Question

An apache helicopter of enemy is flying along the curve given by $y=x^2+7$. A soldier, placed at $(3,7)$ wants to shoot down the helicopter when it is nearest to him. Then the nearest distance is___ (in units)

• A. $\sqrt{3}$
• B. 5
• C. 0
• D. $\sqrt{5}$

Answer 1

Answer: (D)

For each value of $x$, the helicopter's position is at a point $\left(x,x^2+7\right)$.
Therefore, the distance between the helicopter and soldier placed at $(3,7)$ is $\sqrt{(x-3{)}^2+{\left(x^2+7-7\right)}^2}$, i.e., $\sqrt{(x-3{)}^2+x^4}$.
Let $f(x)=(x-3{)}^2+x^4$ or $f^{\prime }(x)=2(x-3)+4x^3=2(x-1)\left(2x^2+2x+3\right)$
Thus $f^{\prime }(x)=0$ gives $x=1$ or $2x^2+2x+3=0$ for which there are no real roots.
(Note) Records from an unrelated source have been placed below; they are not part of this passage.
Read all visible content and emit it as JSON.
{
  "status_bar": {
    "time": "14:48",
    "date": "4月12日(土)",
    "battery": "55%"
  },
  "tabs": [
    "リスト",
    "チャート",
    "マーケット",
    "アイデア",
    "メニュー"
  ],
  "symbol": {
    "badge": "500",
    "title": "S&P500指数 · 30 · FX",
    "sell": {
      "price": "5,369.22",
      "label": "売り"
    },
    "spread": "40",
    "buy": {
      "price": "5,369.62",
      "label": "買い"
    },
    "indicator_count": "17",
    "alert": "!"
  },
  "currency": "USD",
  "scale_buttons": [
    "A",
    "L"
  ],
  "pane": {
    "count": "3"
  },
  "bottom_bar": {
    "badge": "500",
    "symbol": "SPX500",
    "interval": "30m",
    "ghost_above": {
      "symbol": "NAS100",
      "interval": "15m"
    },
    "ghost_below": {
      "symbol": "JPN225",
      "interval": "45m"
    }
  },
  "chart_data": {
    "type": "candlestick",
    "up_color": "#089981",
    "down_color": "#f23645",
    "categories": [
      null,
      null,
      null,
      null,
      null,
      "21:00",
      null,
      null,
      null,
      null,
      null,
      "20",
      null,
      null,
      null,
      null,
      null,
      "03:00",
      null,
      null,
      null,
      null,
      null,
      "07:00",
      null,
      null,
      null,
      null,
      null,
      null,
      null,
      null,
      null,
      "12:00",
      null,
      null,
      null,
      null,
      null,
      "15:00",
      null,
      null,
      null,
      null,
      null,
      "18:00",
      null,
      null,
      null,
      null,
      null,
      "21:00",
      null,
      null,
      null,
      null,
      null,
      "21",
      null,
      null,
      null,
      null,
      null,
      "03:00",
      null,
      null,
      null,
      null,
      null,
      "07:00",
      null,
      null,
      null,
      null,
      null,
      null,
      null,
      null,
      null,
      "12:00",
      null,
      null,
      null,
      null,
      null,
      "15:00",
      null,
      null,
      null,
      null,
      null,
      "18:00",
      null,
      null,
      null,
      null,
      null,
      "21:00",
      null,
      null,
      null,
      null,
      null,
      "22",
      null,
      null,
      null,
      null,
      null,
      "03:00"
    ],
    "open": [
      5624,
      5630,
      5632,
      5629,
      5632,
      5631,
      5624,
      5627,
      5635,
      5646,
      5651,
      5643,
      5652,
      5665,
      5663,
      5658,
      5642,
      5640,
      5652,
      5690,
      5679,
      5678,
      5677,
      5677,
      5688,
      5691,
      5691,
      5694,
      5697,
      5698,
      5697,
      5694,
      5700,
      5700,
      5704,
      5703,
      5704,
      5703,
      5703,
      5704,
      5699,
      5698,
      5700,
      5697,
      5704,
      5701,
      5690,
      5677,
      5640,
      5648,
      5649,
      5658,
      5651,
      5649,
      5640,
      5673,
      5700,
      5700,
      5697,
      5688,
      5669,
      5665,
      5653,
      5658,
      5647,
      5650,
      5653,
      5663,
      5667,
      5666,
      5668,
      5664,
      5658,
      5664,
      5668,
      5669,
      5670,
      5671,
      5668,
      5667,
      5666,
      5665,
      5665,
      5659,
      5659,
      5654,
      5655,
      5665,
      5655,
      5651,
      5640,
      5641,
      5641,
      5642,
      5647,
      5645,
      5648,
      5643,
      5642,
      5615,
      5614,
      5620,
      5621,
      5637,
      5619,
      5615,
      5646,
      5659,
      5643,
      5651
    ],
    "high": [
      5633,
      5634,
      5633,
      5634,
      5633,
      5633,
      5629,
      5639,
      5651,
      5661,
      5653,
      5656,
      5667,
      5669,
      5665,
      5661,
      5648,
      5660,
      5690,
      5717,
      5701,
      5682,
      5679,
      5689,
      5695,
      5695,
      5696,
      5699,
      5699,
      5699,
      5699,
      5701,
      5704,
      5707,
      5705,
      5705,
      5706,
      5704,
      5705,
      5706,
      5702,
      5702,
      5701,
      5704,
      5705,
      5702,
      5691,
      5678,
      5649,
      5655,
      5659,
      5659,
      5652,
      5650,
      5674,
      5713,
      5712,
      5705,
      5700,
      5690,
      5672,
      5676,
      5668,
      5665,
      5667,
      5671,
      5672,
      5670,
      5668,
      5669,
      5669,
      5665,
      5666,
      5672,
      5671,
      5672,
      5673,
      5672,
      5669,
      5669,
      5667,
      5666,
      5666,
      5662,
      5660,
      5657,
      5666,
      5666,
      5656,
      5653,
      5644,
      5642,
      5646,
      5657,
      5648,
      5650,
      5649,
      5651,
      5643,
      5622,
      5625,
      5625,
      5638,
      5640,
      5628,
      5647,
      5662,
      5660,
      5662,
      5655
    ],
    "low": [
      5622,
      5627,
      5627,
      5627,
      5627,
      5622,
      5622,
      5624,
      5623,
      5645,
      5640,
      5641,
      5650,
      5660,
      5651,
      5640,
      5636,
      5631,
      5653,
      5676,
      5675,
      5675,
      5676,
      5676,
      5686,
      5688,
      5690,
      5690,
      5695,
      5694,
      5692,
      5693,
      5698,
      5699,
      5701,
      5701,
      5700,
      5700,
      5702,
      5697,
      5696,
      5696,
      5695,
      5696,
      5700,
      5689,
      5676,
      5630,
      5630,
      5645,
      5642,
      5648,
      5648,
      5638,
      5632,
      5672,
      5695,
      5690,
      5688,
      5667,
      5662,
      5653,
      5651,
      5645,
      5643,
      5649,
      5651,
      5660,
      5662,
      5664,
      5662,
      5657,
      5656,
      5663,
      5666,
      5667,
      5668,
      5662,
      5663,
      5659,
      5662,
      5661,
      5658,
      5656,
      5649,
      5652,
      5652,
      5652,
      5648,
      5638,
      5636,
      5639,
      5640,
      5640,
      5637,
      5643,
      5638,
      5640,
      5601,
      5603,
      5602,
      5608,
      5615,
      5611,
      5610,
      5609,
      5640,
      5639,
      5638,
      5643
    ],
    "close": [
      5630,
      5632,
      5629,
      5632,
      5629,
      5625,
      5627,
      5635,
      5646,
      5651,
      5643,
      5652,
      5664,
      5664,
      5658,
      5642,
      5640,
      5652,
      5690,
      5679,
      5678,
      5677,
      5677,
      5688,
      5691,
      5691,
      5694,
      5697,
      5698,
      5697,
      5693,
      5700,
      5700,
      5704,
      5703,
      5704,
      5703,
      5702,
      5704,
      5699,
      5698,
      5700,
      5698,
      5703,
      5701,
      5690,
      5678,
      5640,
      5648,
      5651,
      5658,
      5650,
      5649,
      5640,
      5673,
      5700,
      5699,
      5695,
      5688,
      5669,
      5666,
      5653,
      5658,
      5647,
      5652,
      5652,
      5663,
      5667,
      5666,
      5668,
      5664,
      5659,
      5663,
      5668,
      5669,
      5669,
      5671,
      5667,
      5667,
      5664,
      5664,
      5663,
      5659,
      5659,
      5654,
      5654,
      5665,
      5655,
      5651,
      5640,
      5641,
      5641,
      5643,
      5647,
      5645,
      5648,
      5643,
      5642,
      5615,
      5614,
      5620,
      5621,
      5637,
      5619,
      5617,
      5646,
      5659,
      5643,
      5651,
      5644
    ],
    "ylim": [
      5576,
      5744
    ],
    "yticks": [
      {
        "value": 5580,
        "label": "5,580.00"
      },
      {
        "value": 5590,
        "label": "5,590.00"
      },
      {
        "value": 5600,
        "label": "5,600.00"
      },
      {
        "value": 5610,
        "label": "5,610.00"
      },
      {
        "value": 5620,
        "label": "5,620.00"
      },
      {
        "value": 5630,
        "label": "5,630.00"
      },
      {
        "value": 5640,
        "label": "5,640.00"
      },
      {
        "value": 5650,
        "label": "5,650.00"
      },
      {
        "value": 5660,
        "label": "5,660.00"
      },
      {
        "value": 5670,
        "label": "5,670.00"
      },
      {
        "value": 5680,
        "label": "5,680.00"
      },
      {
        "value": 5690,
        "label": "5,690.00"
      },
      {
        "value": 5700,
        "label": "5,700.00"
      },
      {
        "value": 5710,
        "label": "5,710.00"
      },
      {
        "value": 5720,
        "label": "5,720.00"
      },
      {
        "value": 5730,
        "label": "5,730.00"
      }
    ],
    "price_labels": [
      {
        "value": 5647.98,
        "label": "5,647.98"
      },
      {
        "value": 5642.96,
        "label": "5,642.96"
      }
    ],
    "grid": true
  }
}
Also there are no end points of the interval to be added to the set for which $f^{\prime }(x)=0$.
i.e., there is only one point, namely, $x=1$ at which $f^{\prime }(x)=0$.
The value of $f$ at this point is given by $f(1)=(1-3{)}^2+(1{)}^2=5$.
Thus, the distance between the solider and the helicopter is $\sqrt{f(1)}=\sqrt{5}$
Note that $\sqrt{5}$ is either a maximum value or a minimum value. Since $\sqrt{f(0)}=\sqrt{(0-3{)}^2+(0{)}^2}=3>\sqrt{5}$
It follows that $\sqrt{5}$ is the minimum value of $\sqrt{f(x)}$. Hence, $\sqrt{5}$ is the minimum distance between the soldier and helicopter.